Bruxelles, 08/11/2010 (Agence Europe) - Le président de l'Eurogroupe Jean-Claude Juncker a mis en garde contre une inclusion ex ante systématique des créanciers privés dans un mécanisme permanent de gestion de crise pour les pays de la zone euro, lundi 8 novembre devant les députés de la commission des affaires économiques et monétaires. Il s'est également prononcé en faveur d'un plus fort degré d'automaticité dans la procédure devant mener aux sanctions des pays enfreignant le Pacte de stabilité et de croissance.
Au moment de la crise de la dette souveraine grecque, nous n'avons pas été pris par surprise mais nous nous sommes retrouvés dans « une situation d'impréparation la plus totale », a estimé le premier ministre luxembourgeois, « très favorable » à l'introduction après 2013 d'un mécanisme permanent de gestion de crise comme l'a décidé le Conseil européen (EUROPE n°10247). D'accord pour que les contribuables ne doivent pas payer seuls la note d'un sauvetage financier d'un pays défaillant, il a mis en garde contre « l'idée qu'il y aurait, de toute façon, une participation du secteur privé » au futur mécanisme. Un tel point de départ aurait des répercussions en termes d'investissement. M. Juncker a cité la pratique du FMI qui ne prévoit que dans « 20% » des cas une restructuration de la dette d'un pays avec des conséquences sur les créanciers privés. Et de demander d'accorder « une oreille attentive » au président de la BCE Jean-Claude Trichet, lui aussi réticent à l'inclusion a priori du secteur privé dans le mécanisme de gestion de crise (EUROPE n°10250).
Dans le cadre des travaux de la 'task force' sur la gouvernance économique pilotée par le président du Conseil européen Herman Van Rompuy, le Luxembourg a suggéré la création d'un instrument de gestion des dettes souveraines des pays de la zone euro basé sur la solidarité et la responsabilité. Similaire aux « blue bonds » imaginés par le think tank Bruegel, cette proposition prévoit une mise en commun des dettes publiques libellées en euro à hauteur d'un montant équivalent à 60% de chaque PIB national. La gestion de cette dette se ferait par le biais d'émissions d'euro-obligations. L'allocation de ces titres entre les pays participants émis serait déterminée par l'Eurogroupe ou le Conseil ÉCOFIN et approuvée par les parlements nationaux. La partie de la dette supérieure à ce critère demeurerait en revanche de la responsabilité de l'État membre en question.
À plusieurs eurodéputés qui l'interrogeaient sur cette proposition, M. Juncker a estimé que, dans un tel système, aucun pays ne gagnerait ni ne perdrait. « Il s'agit de trouver la voie où les pays ayant péché retrouvent des couleurs et où les pays orthodoxes ne paient pas le prix fort », a-t-il souligné. D'avis que la création d'un mécanisme de gestion de crise pouvait aussi bien se faire sans réviser le Traité de Lisbonne, il s'est aussi prononcé pour un système résolument européen et non intergouvernemental. Le Luxembourg fera des propositions détaillées avant le Conseil européen de décembre.

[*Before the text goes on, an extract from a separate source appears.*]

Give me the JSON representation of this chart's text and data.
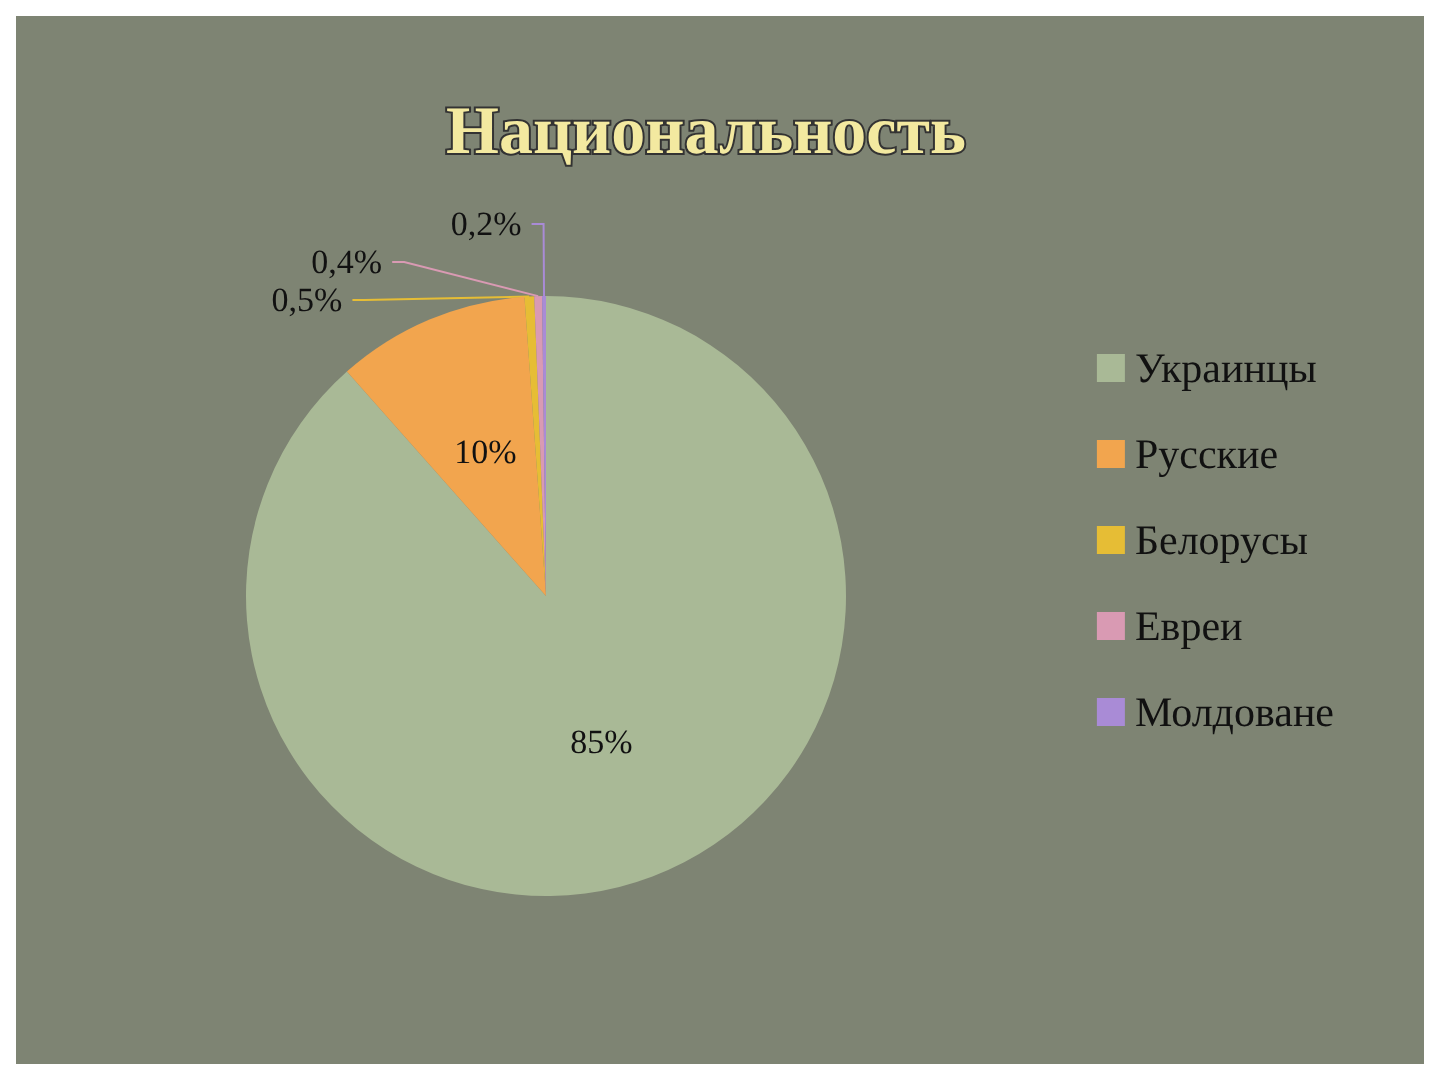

'Task force'. S'exprimant au nom du Benelux, le président de l'Eurogroupe s'est démarqué de certaines décisions du Conseil européen en matière gouvernance économique, basées sur les travaux de la 'task force', et relatives à la procédure menant à des sanctions pour les pays de la zone euro. « Les décisions sur les sanctions doivent être plus automatiques », a-t-il affirmé, sinon, « quelques grands États membres, c'est déjà arrivé dans le passé, auront toute la possibilité d'organiser une minorité de blocage ». Il faisait allusion aux difficultés budgétaires qu'avaient connues l'Allemagne et la France au début des années 2000 et qui étaient restées sans suite. Il a plaidé pour que toutes les étapes de la procédure menant à des sanctions soient réputées franchies sauf si une majorité qualifiée de pays s'y oppose. Sur une impulsion franco-allemande, le Conseil européen a décidé de laisser une marge de manœuvre politique avant toute décision portant sur des sanctions. Au PE, co-législateur dans ce dossier, de prendre des décisions « sensées », a lancé M. Juncker. (M.B.)